By now, you may have heard of the hacker who says she scraped 99 percent of posts from Parler, the Twitter-wannabe site used by Trump supporters to help organize last Wednesday’s violent insurrection on Capitol Hill. What you may not know yet is the abysmal coding and security that made the scraping so easy.
To recap, the scraping was pulled off by a hacker who goes by the handle donk_enby. She originally set out to archive content posted to Parler last Wednesday in hopes of preserving self-incriminating material before account holders came to their senses and deleted it. By Sunday, donk_enby said she had collected roughly 80 terabytes of posts, including more than 1 million videos, many of which contained the GPS metadata identifying the exact locations of where the videos were shot.

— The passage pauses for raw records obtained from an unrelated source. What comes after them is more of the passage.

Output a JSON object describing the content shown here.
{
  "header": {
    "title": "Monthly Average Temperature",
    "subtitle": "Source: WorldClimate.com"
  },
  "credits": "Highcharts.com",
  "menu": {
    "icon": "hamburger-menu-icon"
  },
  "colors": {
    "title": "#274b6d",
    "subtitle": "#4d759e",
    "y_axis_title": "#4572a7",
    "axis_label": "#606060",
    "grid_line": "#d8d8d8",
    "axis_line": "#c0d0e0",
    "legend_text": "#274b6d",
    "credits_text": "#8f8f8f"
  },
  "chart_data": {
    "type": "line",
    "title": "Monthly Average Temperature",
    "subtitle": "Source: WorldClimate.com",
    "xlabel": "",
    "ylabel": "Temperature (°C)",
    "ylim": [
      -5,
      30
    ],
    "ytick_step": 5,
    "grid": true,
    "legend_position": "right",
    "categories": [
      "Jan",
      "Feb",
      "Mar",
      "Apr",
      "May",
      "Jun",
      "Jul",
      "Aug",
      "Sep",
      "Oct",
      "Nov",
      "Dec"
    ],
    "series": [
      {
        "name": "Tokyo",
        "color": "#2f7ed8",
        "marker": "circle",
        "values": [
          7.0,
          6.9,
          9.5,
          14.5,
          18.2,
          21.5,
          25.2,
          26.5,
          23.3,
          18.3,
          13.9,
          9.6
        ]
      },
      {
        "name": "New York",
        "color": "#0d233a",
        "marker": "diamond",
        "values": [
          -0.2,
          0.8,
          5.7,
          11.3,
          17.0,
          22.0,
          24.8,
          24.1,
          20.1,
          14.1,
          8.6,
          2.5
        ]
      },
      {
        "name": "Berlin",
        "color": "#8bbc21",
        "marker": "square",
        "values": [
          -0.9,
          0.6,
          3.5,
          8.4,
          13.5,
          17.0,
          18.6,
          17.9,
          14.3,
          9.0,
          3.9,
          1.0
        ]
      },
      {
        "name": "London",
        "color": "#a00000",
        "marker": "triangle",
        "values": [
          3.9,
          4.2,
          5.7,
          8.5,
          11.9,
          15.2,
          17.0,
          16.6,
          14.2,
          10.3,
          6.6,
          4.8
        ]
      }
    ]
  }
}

“For the journalists DMing me to ask, in non-technical terms, I’d describe the current Parler archival situation as ‘a bunch of people running into a burning building trying to grab as many things as we can,’” donk_enby wrote on Twitter on Sunday. “Things will be available in a more accessible form later.”
The reason for urgency: Amazon, Apple, and Google all informed Parler that its lack of content moderation violated their terms of service. The archivists wanted to obtain the posts while the site remained online. But as it turned out, donk_enby was able to retrieve posts even after they had been deleted.
A key reason for her success: Parler’s site was a mess. Its public API used no authentication. When users deleted their posts, the site failed to remove the content and instead only added a delete flag to it. Oh, and each post carried a numerical ID that was incremented from the ID of the most recently published one.
The rookie code made it easy to automate the scraping, as this script—used by donk_enby’s archival team—demonstrates. As a result, massive numbers of posts that discussed the insurrection before, during, and after it was carried out will be preserved indefinitely so that they’re available to researchers, journalists, prosecutors, and others.
Another amateur mistake was Parler’s failure to scrub geolocations from images and videos posted online. Sites like Twitter and Google routinely remove such metadata from content posted by their users. The video files hosted on Parler, by contrast, were “raw,” meaning they still contained this information.
Parler’s moderation policies—even more lax than those of Twitter, Facebook, and Youtube—already made the site popular with far-right users looking for a forum to discuss debunked conspiracy theories. With Twitter permanently banning Trump, the president’s supporters embraced the site even more enthusiastically.
Prosecutors are already pursuing more than 150 suspects in Wednesday’s riot. The preservation of some 80TB of Parler posts, including more than 1 million raw video files, may result in more people being charged.